In early 2020, the feud escalated when Bolt published a letter provided to him by Josephine Cashman, which resulted in Cashman being dismissed from the Federal Government's Indigenous voice to government's Senior Advisory Group. In the blog post, Bolt said the letter had been written by a Yolngu elder, denouncing Pascoe and Dark Emu. However the elder asserted that he had not written the letter, and it was also found to have paragraphs lifted from other sources.

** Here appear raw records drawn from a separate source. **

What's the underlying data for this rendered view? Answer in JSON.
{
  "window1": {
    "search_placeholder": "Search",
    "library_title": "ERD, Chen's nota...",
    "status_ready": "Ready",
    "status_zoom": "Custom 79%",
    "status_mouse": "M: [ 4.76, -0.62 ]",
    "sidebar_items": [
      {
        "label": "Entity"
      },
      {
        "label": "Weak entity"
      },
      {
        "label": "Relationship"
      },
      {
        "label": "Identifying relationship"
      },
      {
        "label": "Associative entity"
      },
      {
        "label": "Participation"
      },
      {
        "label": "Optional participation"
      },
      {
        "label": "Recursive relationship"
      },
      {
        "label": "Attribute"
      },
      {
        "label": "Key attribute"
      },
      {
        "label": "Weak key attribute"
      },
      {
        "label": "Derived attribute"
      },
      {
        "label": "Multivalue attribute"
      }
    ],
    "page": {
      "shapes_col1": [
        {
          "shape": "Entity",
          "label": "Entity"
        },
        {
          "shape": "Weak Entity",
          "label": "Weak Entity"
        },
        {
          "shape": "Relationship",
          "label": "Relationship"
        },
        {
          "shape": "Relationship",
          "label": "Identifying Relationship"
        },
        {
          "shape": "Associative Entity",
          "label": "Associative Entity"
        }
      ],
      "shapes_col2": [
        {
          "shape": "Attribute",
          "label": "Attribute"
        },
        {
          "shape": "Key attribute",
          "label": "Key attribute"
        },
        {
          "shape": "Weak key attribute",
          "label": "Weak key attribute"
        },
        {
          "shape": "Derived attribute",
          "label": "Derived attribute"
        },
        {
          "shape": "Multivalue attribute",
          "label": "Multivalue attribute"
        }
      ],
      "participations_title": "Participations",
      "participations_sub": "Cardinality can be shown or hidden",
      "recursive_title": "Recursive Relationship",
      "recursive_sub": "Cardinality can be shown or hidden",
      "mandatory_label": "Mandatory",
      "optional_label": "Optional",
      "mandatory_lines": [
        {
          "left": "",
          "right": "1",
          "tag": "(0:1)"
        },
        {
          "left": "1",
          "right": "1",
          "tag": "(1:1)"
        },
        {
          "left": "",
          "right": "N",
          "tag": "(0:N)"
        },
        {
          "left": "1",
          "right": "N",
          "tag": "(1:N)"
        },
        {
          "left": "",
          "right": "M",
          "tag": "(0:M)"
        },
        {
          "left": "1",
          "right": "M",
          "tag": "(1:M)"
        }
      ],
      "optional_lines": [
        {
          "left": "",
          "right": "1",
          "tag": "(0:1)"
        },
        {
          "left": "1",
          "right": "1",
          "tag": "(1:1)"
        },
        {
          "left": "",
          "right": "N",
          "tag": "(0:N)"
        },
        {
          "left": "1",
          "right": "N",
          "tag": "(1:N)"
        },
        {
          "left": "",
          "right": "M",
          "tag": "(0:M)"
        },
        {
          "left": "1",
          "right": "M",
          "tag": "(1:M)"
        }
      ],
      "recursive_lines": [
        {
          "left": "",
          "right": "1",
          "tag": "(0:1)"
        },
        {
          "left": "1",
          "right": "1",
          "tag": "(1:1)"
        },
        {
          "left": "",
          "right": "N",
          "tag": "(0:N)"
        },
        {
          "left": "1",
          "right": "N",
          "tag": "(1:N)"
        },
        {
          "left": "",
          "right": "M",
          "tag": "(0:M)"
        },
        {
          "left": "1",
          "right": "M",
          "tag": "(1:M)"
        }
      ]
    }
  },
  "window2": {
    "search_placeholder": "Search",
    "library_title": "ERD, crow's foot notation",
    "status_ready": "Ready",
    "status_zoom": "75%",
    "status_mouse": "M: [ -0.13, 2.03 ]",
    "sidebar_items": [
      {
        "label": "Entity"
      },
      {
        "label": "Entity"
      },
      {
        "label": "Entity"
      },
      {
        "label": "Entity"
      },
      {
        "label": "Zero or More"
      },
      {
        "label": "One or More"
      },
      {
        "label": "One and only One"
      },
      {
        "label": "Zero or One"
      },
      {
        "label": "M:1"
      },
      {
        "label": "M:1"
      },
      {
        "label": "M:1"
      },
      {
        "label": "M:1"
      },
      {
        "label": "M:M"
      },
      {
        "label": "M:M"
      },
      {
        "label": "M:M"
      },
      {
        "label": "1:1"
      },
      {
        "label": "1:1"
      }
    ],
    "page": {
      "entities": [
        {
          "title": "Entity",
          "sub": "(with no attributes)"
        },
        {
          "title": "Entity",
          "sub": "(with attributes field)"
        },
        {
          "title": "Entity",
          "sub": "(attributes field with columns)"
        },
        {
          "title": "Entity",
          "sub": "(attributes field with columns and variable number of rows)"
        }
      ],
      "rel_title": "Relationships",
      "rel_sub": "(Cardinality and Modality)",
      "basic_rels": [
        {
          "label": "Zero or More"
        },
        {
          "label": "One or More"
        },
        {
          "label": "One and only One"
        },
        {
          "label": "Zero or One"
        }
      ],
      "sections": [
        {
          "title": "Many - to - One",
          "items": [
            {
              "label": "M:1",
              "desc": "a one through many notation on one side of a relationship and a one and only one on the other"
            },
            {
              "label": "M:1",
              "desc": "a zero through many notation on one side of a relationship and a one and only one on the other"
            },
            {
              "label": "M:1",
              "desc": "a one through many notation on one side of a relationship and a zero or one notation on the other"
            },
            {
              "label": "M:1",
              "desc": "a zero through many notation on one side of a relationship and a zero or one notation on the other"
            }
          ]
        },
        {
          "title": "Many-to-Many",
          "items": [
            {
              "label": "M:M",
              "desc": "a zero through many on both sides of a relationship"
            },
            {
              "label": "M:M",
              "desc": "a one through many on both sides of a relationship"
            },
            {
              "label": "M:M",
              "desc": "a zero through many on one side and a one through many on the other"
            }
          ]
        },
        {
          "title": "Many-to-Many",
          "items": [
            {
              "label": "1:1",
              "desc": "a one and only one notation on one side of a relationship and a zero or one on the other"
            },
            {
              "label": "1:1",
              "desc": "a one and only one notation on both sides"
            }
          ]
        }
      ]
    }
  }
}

===Child sexual grooming comments===
Bolt was widely condemned by child protection advocates who stated that he had minimised the seriousness of child sexual grooming during a segment on his Sky News show on 18 February 2020. Bolt repeatedly used the phrase "hit on" to describe the sexual grooming of a Year 9 school boy by his athletics coach at St Kevin's College, Melbourne.
Child welfare advocate Katrina Lines said "There is no consensual social situation in which it would be OK for an adult to 'hit on' a child. The adult was grooming the child and building an emotional connection so they could do what they wanted to him". The abused school boy later stated that Bolt and Gerard Henderson's comments made him feel "sick" and accused the pair of "trivialising" the assaults. Bolt and Henderson apologised for their comments in the subsequent days.

===Climate change===
In 2021, Bolt opposed the News Corp campaign to publicise the effects of climate change as 'rubbish'. Australian Conservation Foundation chief executive, Kelly O'Shanassy, commented that Bolt has "no credibility" on climate change.

==Books by Bolt==
- Bolt: Still Not Sorry, Melbourne: Wilkinson Publishing, 2016.
- Bolt: Worth Fighting For: Insights & Reflections, Melbourne: Wilkinson Publishing, 2016.

==Personal life==
Bolt is married to Sally Morrell, a fellow columnist at the Herald Sun. They have been married since 1989 and have three children. Bolt is an agnostic.